Услышав такую почтительную речь из уст парня-оборванца, Шеффер удивленно присвистнул.

– Будь по-твоему, – смиренно поднял руки инспектор. – Я сообщу тебе, когда мы будем на месте.

Теперь, когда Шеффер наконец оставил его в покое, у Леона появилось немного времени, чтобы скрытно за ним понаблюдать. Внешне он был весьма солиден и хорошо сложен, высок – около шести футов[4], – но из-за добродушного взгляда круглых глаз казался наивнее оленя, выпущенного прямо перед охотой. Особое очарование ему придавали каштаново-рыжие кудри, выглядывающие из-под шляпы. Была у Шеффера и плохая привычка: когда он нервничал, то неосознанно прикусывал кожу на костяшке указательного пальца, о чем свидетельствовал старый маленький шрам. Видимо, эта привычка осталась у него с детства. Впрочем, инспектор всегда пытался ее контролировать, чтобы не выставить себя в дурном свете.

Кэб остановился у обочины, и инспектор взглянул на часы. Леон лишь мельком подметил на них время, прежде чем тот захлопнул крышку и спрятал в нагрудном кармане. Двенадцать ночи – если он явится в такое время в пансион, то немедленно получит нагоняй.
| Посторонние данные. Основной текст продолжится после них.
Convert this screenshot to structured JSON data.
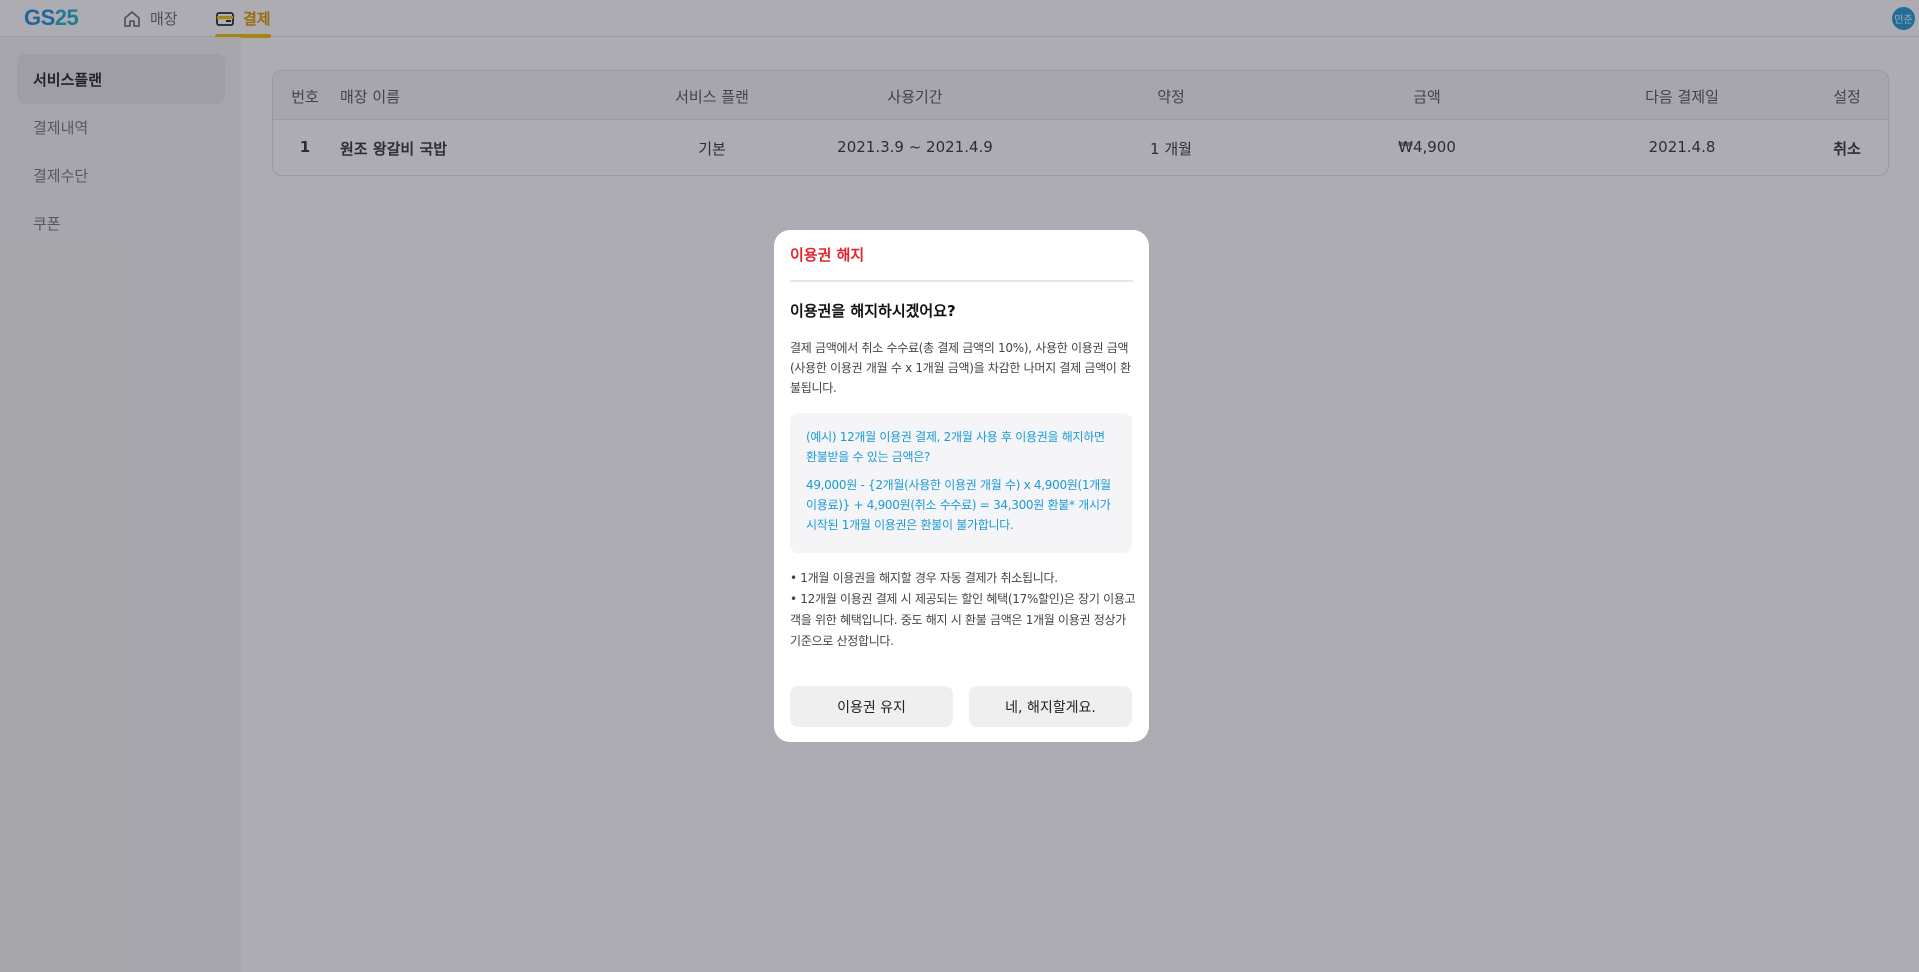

А мадам Тулле, стало быть, уже уведомлена.

И Леон не ошибся: когда он выпрыгнул из кэба, у ворот его ждала высокая худая женщина. Судя по платью, в котором мадам была с самого утра, спать она не ложилась, но после полученного уведомления упорно ждала появления инспектора и, как только услышала шум колес, вышла к воротам, накинув лишь вязаный платок на плечи. Ее суровый вид не внушал ничего хорошего, Леон предчувствовал, как сильно его отходят палкой по хребту и рукам за такую выходку.
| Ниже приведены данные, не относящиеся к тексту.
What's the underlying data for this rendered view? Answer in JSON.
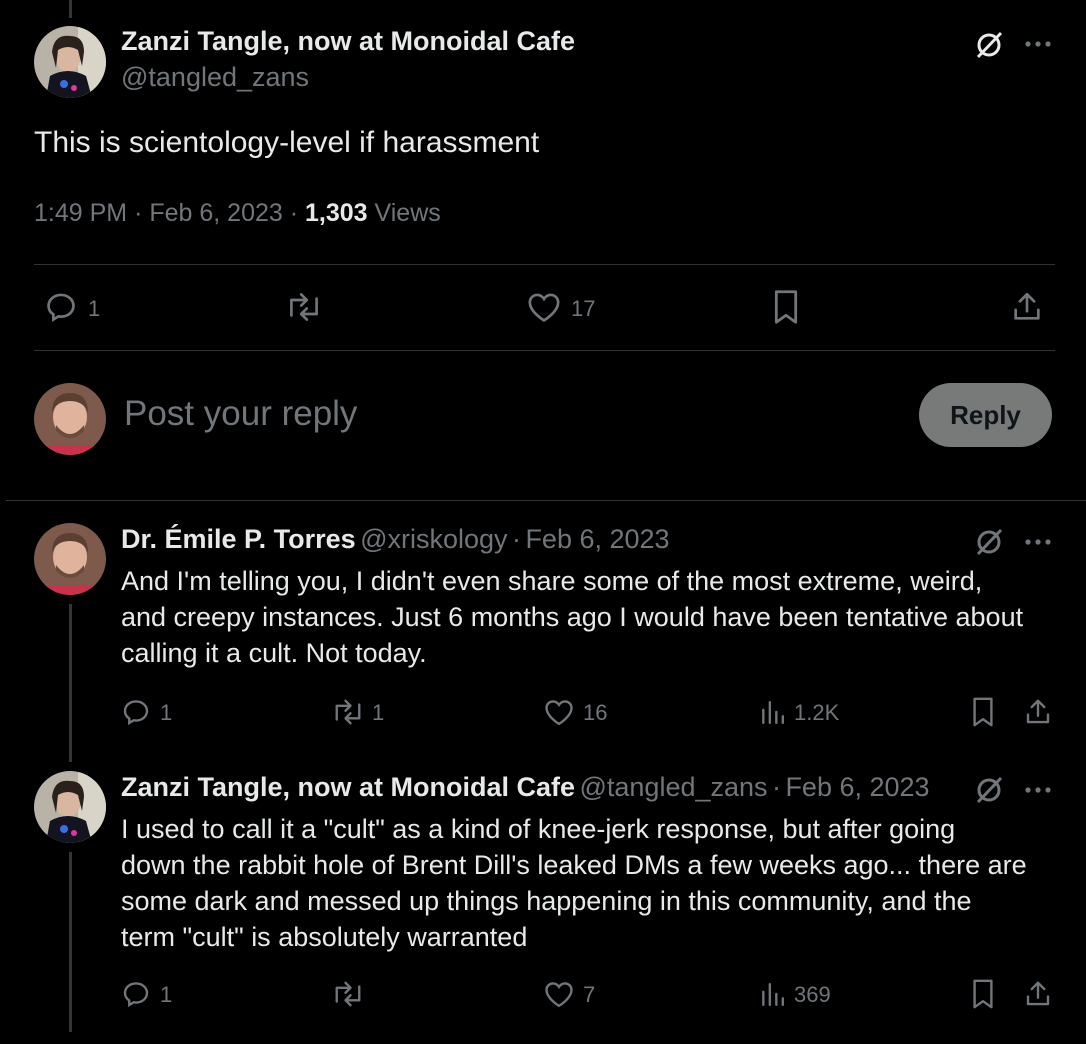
{
  "main_post": {
    "author_name": "Zanzi Tangle, now at Monoidal Cafe",
    "author_handle": "@tangled_zans",
    "text": "This is scientology-level if harassment",
    "time": "1:49 PM",
    "date": "Feb 6, 2023",
    "views_count": "1,303",
    "views_label": "Views",
    "stats": {
      "replies": "1",
      "likes": "17"
    }
  },
  "composer": {
    "placeholder": "Post your reply",
    "reply_button": "Reply"
  },
  "replies": [
    {
      "author_name": "Dr. Émile P. Torres",
      "author_handle": "@xriskology",
      "date": "Feb 6, 2023",
      "lines": [
        "And I'm telling you, I didn't even share some of the most extreme, weird,",
        "and creepy instances. Just 6 months ago I would have been tentative about",
        "calling it a cult. Not today."
      ],
      "stats": {
        "replies": "1",
        "reposts": "1",
        "likes": "16",
        "views": "1.2K"
      }
    },
    {
      "author_name": "Zanzi Tangle, now at Monoidal Cafe",
      "author_handle": "@tangled_zans",
      "date": "Feb 6, 2023",
      "lines": [
        "I used to call it a \"cult\" as a kind of knee-jerk response, but after going",
        "down the rabbit hole of Brent Dill's leaked DMs a few weeks ago... there are",
        "some dark and messed up things happening in this community, and the",
        "term \"cult\" is absolutely warranted"
      ],
      "stats": {
        "replies": "1",
        "likes": "7",
        "views": "369"
      }
    }
  ],
  "separator": "·",
  "colors": {
    "background": "#000000",
    "text": "#e7e9ea",
    "muted": "#71767b",
    "divider": "#2f3336",
    "reply_button_bg": "#787a7a"
  }
}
– Доброй ночи, господин инспектор, – любезно поприветствовала она с легким французским акцентом. Ее холодный взгляд метнулся к Леону, а потом снова вернулся к Шефферу: – Мне, право, неловко, но примите мои извинения. Обычно наши воспитанники чтят закон.

– Я никогда в этом не сомневался, мадам. Леон – сложный ребенок, он все еще тяжело переживает утрату родителей, и я попрошу вас не быть слишком строгой к нему, когда будете наказывать. Во время нашей поездки мне удалось провести с ним беседу, и будем надеяться, что он прислушается к моим словам.

Леон удивленно вскинул брови. За всю их поездку Шеффер ни разу не попытался заговорить о безнравственности его поступка, стало быть, понимал, что слова не возымеют эффекта, но все равно сказал управляющей, что беседа состоялась.

Мадам Тулле лишь кивнула с учтивой улыбкой, но даже так в свете уличных фонарей стало заметно, как лицо напряглось, а впалые щеки еще больше втянулись, придавая его выражению мрачность.

Наличие констебля и инспектора у ворот уже портило настроение, а разговор с ними уничтожал его напрочь, поэтому, вежливо откланявшись, она быстро спровадила их прочь. Когда те скрылись за поворотом, она схватила Леона за локоть и потащила внутрь, словно нашкодившего котенка.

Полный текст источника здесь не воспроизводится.